Final candidate version (RC)
A release candidate comprises a product that is ready to be released as a final version unless errors prevent it from doing so. In this phase, the product implements all the functions of the design and is free of any errors that suppose a deadlock in the development. Many development companies frequently use this term. Other related terms include gamma, delta (and perhaps more Greek letters) for versions that are virtually complete but still in testing; and omega for versions that are believed to be error-free and are in the final testing process. Gamma, delta and omega are, respectively, the third, fourth and last letters of the Greek alphabet.

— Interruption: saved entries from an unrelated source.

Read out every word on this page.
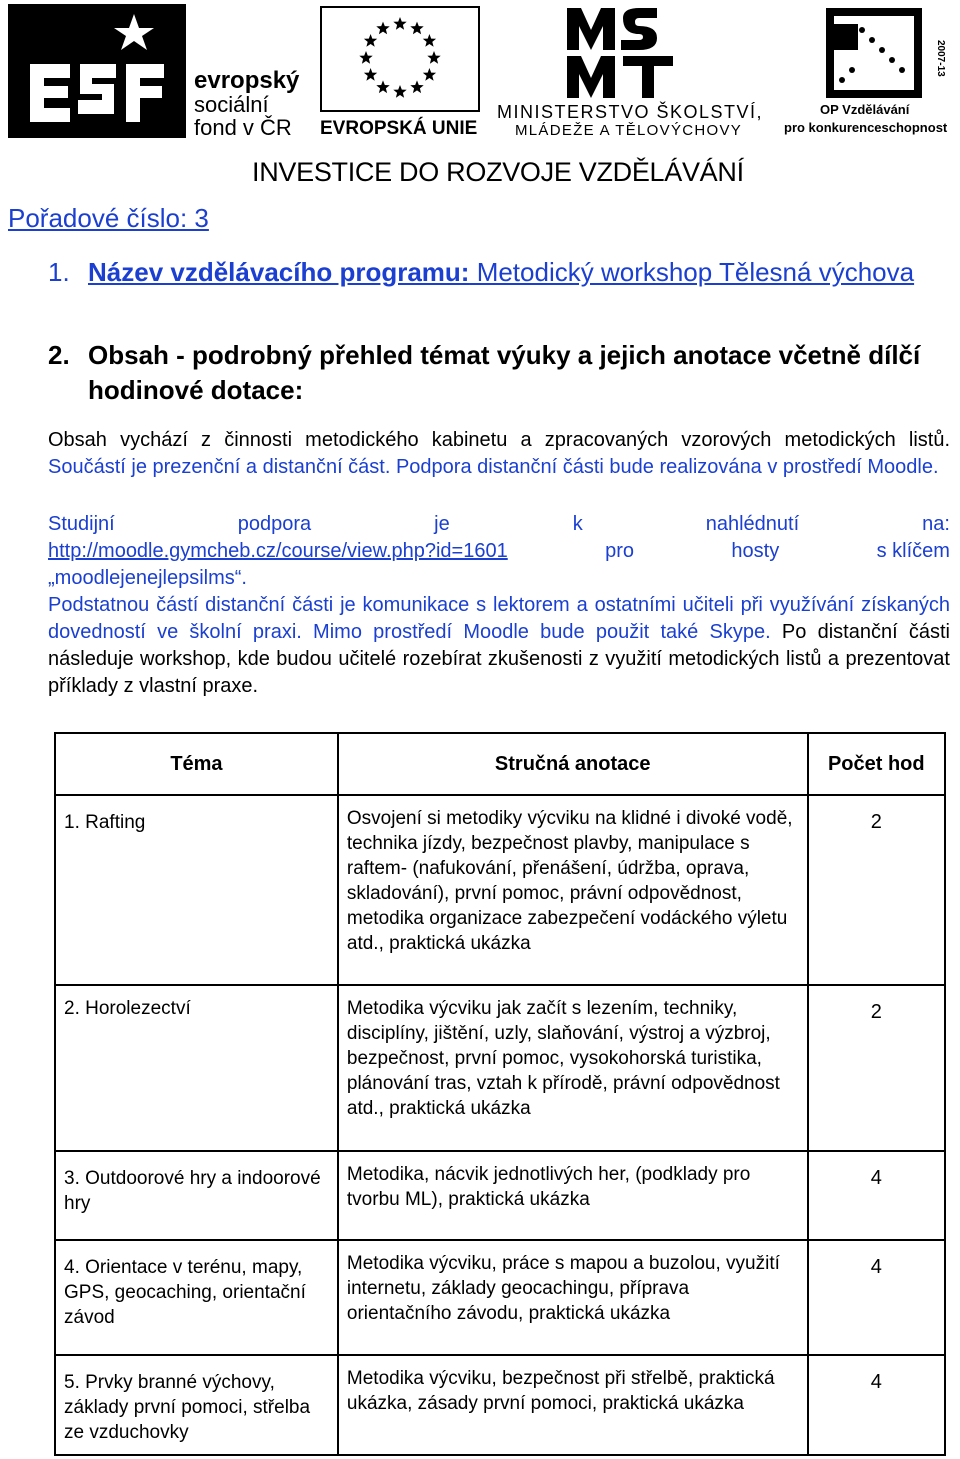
evropský
sociální
fond v ČR EVROPSKÁ UNIE
MINISTERSTVO ŠKOLSTVÍ,
MLÁDEŽE A TĚLOVÝCHOVY
2007-13
OP Vzdělávání
pro konkurenceschopnost
INVESTICE DO ROZVOJE VZDĚLÁVÁNÍ
Pořadové číslo: 3
1. Název vzdělávacího programu: Metodický workshop Tělesná výchova
2. Obsah - podrobný přehled témat výuky a jejich anotace včetně dílčí hodinové dotace:
Obsah vychází z činnosti metodického kabinetu a zpracovaných vzorových metodických listů. Součástí je prezenční a distanční část. Podpora distanční části bude realizována v prostředí Moodle.
Studijní	podpora	je	k	nahlédnutí	na:
http://moodle.gymcheb.cz/course/view.php?id=1601	pro	hosty	s klíčem
„moodlejenejlepsilms“.
Podstatnou částí distanční části je komunikace s lektorem a ostatními učiteli při využívání získaných dovedností ve školní praxi. Mimo prostředí Moodle bude použit také Skype. Po distanční části následuje workshop, kde budou učitelé rozebírat zkušenosti z využití metodických listů a prezentovat příklady z vlastní praxe.
Téma	Stručná anotace	Počet hod

1. Rafting	Osvojení si metodiky výcviku na klidné i divoké vodě, technika jízdy, bezpečnost plavby, manipulace s raftem- (nafukování, přenášení, údržba, oprava, skladování), první pomoc, právní odpovědnost, metodika organizace zabezpečení vodáckého výletu atd., praktická ukázka	2

2. Horolezectví	Metodika výcviku jak začít s lezením, techniky, disciplíny, jištění, uzly, slaňování, výstroj a výzbroj, bezpečnost, první pomoc, vysokohorská turistika, plánování tras, vztah k přírodě, právní odpovědnost atd., praktická ukázka	2

3. Outdoorové hry a indoorové hry	Metodika, nácvik jednotlivých her, (podklady pro tvorbu ML), praktická ukázka	4

4. Orientace v terénu, mapy, GPS, geocaching, orientační závod	Metodika výcviku, práce s mapou a buzolou, využití internetu, základy geocachingu, příprava orientačního závodu, praktická ukázka	4

5. Prvky branné výchovy, základy první pomoci, střelba ze vzduchovky	Metodika výcviku, bezpečnost při střelbě, praktická ukázka, zásady první pomoci, praktická ukázka	4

Considered very stable and relatively error-free with a quality suitable for wide distribution and used by end-users. In commercial versions, it can also be signed (used for end-users to verify that the code has not been changed since its exit). The expression that a product is golden means that the code has been completed and that it is being mass-produced and will be on sale soon.
General availability version (RTM, release to manufacturing)
The general availability (also called gold) version of a product is its final version. It is usually almost identical to the final candidate version, with only last-minute corrections. This version is considered very stable and relatively error-free with a quality suitable for wide distribution and use by end-users. In commercial versions, it can also be signed (used for end-users to verify that the code has not been changed since its exit). The expression that a product is golden means that the code has been completed and that it is being mass-produced and will be on sale soon.
The term gold refers anecdotally to the use of the gold master disc that was frequently used to send the final version to manufacturers who use it to produce the retail copies. This can be a legacy of music production. In some cases, however, the master disc is made of gold, both for aesthetic appearance and corrosion resistance.
Microsoft and others use the term distribution to manufacturers (RTM or release to manufacturing) to refer to this version (for commercial products such as Windows 7, they would refer to it as “build 7600 is chosen as Windows 7 RTM”), and web distribution (RTW or release to Web) for freely downloadable products.
In open-source programming, version numbers, or the terms stable and unstable, usually, distinguish the phases of development. In the past, the Linux kernel used the version number to denote whether a version was stable or unstable. In effect, the versions were made up of four numbers, separated by a period. An odd figure in the second version number indicated an unstable version. Today this convention is no longer used, and all versions are stable regardless of version number. In practice, the use of even and odd numbers to indicate the stability of a product has been used by many other free software projects.
This concept also applies to software packaged in some Linux distributions such as Debian, so that there is a branch or set of packages considered stable and another branch considered unstable. This last branch provides versions of programs that are newer than the stable ones but that are not as tested.